«J’ai décidé de ne pas bouger et de me faire toute petite»

L’annonce le 20 juin par le Conseil fédéral d’une application «sérieuse» de l’initiative «Contre l’immigration de masse» n’a pas surpris outre mesure les frontaliers. Eux aussi seront soumis à un système de contingents, à partir de quatre mois de séjour, au même titre que tous les étrangers et permis C. «Le Conseil Fédéral a respecté la vox populi, ce qui nous semble normal» indique Jean-François Besson, secrétaire général du Groupement transfrontalier européen (GTE), basé à Annemasse (Haute-Savoie), qui recense 35 400 adhérents.

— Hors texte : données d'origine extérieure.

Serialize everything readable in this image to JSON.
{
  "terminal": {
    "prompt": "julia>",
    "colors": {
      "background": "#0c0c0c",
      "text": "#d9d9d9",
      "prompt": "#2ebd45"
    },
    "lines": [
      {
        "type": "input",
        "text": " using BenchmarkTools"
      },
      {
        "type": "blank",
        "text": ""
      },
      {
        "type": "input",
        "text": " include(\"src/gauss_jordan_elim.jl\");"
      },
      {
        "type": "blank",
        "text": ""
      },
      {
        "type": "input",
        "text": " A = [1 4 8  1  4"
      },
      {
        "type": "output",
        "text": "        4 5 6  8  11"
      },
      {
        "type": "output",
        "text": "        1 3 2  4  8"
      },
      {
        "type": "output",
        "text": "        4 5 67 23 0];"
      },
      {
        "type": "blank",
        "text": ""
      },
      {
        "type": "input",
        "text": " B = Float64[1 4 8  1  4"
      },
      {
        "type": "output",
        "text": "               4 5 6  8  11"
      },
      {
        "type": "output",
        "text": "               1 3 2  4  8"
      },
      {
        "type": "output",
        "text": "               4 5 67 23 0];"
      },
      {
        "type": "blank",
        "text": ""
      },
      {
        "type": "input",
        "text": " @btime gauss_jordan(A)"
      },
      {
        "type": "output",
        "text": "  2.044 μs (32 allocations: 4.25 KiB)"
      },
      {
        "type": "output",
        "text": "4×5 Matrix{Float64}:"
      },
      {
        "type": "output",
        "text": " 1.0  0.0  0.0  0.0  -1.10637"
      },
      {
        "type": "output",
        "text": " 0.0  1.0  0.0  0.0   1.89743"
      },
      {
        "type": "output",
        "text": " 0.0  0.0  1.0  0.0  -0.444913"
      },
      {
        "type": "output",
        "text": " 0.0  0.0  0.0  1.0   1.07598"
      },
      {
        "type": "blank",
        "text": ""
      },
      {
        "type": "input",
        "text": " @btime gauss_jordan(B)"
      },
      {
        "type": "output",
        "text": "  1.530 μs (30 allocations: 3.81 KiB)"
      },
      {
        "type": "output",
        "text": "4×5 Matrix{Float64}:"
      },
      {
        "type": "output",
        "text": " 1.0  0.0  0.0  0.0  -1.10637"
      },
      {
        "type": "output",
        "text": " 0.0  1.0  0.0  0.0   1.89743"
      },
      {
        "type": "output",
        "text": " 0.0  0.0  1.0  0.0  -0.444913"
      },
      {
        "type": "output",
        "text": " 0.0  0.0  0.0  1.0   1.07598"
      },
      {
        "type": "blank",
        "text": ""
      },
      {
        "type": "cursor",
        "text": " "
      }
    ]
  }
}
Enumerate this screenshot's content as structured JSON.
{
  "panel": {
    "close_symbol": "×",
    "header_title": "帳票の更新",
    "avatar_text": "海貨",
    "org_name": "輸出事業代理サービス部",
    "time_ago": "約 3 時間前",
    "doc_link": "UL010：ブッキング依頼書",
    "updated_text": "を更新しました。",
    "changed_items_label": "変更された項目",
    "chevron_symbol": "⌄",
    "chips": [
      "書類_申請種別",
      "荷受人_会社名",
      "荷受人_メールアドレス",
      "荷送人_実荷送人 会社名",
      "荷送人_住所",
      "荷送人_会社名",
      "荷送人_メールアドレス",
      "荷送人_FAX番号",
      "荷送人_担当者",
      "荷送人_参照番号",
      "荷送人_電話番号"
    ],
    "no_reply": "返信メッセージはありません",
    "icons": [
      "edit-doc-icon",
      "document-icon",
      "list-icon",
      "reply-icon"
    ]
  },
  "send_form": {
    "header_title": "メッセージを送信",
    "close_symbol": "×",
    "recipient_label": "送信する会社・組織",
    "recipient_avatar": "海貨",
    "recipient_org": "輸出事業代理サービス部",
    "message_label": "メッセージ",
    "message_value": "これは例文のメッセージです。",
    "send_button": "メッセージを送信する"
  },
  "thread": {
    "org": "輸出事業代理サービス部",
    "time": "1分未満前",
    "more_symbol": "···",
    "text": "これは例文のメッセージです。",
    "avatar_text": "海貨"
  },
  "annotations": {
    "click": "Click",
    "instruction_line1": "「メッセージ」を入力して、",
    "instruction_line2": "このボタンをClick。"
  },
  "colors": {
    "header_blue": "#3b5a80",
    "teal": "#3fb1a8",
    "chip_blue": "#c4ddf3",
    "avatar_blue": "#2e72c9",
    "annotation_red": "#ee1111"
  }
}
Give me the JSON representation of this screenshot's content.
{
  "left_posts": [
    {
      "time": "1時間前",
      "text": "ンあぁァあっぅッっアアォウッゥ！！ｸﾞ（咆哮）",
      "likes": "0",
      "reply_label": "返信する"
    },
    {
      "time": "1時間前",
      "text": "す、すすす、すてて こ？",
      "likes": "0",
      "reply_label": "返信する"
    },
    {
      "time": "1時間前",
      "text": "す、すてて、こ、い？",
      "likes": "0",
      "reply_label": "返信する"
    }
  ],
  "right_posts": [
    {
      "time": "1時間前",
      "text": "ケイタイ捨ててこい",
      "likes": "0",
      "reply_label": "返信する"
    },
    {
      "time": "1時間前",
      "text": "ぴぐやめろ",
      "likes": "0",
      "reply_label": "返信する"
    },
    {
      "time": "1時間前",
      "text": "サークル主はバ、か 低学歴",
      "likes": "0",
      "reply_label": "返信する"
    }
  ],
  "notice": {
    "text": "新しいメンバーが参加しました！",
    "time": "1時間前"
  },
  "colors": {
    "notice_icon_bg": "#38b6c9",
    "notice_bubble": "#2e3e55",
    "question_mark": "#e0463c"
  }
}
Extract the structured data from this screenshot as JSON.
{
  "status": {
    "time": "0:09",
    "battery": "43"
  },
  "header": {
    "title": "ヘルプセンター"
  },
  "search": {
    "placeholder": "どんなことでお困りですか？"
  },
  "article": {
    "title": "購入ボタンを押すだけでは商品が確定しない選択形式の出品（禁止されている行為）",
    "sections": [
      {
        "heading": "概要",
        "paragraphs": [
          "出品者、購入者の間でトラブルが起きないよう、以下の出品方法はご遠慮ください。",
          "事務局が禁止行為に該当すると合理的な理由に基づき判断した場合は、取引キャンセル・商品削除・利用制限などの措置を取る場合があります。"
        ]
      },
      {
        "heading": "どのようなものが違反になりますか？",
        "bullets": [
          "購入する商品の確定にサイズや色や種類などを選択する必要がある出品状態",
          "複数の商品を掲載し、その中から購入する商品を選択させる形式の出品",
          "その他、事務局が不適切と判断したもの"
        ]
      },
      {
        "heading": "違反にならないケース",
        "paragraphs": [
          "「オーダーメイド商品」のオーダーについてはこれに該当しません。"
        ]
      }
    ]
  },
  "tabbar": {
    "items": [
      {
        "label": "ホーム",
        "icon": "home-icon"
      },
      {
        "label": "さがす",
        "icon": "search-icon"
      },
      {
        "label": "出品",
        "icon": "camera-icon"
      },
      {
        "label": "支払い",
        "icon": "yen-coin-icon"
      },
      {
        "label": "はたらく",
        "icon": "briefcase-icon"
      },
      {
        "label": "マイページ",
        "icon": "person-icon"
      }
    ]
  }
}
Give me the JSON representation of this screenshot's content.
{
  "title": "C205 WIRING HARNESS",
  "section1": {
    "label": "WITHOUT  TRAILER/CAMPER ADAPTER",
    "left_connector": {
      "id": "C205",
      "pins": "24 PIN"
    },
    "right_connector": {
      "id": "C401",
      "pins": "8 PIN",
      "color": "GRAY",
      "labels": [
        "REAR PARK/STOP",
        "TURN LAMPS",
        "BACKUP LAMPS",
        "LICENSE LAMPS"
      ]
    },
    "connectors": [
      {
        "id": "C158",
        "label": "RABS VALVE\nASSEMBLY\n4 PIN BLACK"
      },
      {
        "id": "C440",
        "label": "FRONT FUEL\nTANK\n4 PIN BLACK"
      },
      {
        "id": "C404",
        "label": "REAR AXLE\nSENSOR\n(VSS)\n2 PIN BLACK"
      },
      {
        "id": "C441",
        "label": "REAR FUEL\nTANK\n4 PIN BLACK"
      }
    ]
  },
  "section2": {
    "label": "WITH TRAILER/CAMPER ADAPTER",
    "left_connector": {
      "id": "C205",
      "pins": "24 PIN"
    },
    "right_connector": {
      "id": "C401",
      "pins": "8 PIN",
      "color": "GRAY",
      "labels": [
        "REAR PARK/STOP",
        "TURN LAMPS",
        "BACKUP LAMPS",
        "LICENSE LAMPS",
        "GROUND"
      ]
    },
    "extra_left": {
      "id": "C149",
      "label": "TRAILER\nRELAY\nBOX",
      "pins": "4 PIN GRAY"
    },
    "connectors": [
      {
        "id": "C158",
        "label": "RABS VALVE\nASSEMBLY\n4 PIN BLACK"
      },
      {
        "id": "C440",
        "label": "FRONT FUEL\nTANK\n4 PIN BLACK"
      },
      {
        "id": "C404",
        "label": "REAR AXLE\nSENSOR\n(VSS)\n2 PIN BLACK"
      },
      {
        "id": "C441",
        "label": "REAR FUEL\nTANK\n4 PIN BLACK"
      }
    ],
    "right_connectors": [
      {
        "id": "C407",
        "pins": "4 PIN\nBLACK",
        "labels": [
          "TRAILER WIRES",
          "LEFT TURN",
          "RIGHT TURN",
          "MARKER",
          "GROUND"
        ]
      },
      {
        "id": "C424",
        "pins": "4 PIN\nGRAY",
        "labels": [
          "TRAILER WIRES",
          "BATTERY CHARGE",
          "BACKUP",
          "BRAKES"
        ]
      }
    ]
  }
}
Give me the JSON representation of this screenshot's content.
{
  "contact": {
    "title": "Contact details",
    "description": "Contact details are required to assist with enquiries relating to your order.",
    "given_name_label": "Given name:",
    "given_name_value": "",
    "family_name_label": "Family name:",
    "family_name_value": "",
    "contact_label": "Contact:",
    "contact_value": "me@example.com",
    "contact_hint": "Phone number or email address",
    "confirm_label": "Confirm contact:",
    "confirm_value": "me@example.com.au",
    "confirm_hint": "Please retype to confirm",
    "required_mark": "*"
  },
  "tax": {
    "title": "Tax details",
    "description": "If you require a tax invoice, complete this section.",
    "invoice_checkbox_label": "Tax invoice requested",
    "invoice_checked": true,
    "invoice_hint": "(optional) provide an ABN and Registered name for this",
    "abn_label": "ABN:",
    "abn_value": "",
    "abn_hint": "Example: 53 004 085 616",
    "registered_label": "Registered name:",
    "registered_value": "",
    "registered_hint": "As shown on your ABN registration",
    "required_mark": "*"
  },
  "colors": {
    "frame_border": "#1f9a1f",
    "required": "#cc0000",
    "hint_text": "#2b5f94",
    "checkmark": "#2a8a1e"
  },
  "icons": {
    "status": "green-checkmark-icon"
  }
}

Il n’en reste pas moins que l’inquiétude est vive car une transposition dans la législation suisse abolirait le principe de la libre circulation des personnes en vigueur avec l’Union européenne. «On pourrait alors aller vers de nouvelles votations sur les accords bilatéraux dont l’issue, dans le contexte actuel, est incertaine», avance Jean-François Besson. A l’échelle du frontalier, si le risque immédiat de perte d’emploi paraît limité car «la Suisse a besoin de cette main-d’œuvre», les craintes liées au système de quotas et de préférence nationale incitent les salariés en poste à changer d’attitude. «Nos adhérents disent: j’ai un travail, je le conserve, je ne vais pas chercher un autre travail ou demander un autre poste car la question autour du renouvellement du permis se pose désormais», commente le responsable. Exemple avec Hélène, infirmière depuis huit ans aux HUG au service néonatal: «Je voulais passer à autre chose, comme la réanimation. Mais j’ai décidé de ne pas bouger et de me faire toute petite. J’ai un boulot, je m’en contente. D’autant qu’il se raconte que la Suisse a décidé de remettre 150 000 femmes au travail.»

La fin des «belles années»

Jean-François Besson dépeint l’avenir en sombre, avec des entreprises internationales qui vont hésiter à s’installer en Suisse, «et ce sera autant d’emplois en moins, ce qui impactera les frontaliers». Les dommages pourraient être aussi moraux avec une exacerbation du sentiment anti-frontalier d’un côté et une rancœur de l’autre. «Le frontalier qui travaille en Suisse depuis trente ans et qui a contribué grandement à sa prospérité ne comprend pas, il est un bouc émissaire.» L’âge d’or du frontalier s’achève-t-elle? «Avec la réforme de l’assurance maladie et de la fiscalité et l’arrivée des quotas, les belles années sont sans doute derrière nous», répond-il. Le très influent GTE n’a pour l’heure reçu aucun message «rassurant» de Berne, mais François Longchamp recevra ses responsables début juillet. Une grève générale un jour pour montrer que Genève et la Suisse sans les frontaliers ça ne marche pas? «C’est un fantasme, juge Jean-François Besson, et ce serait contre-productif.»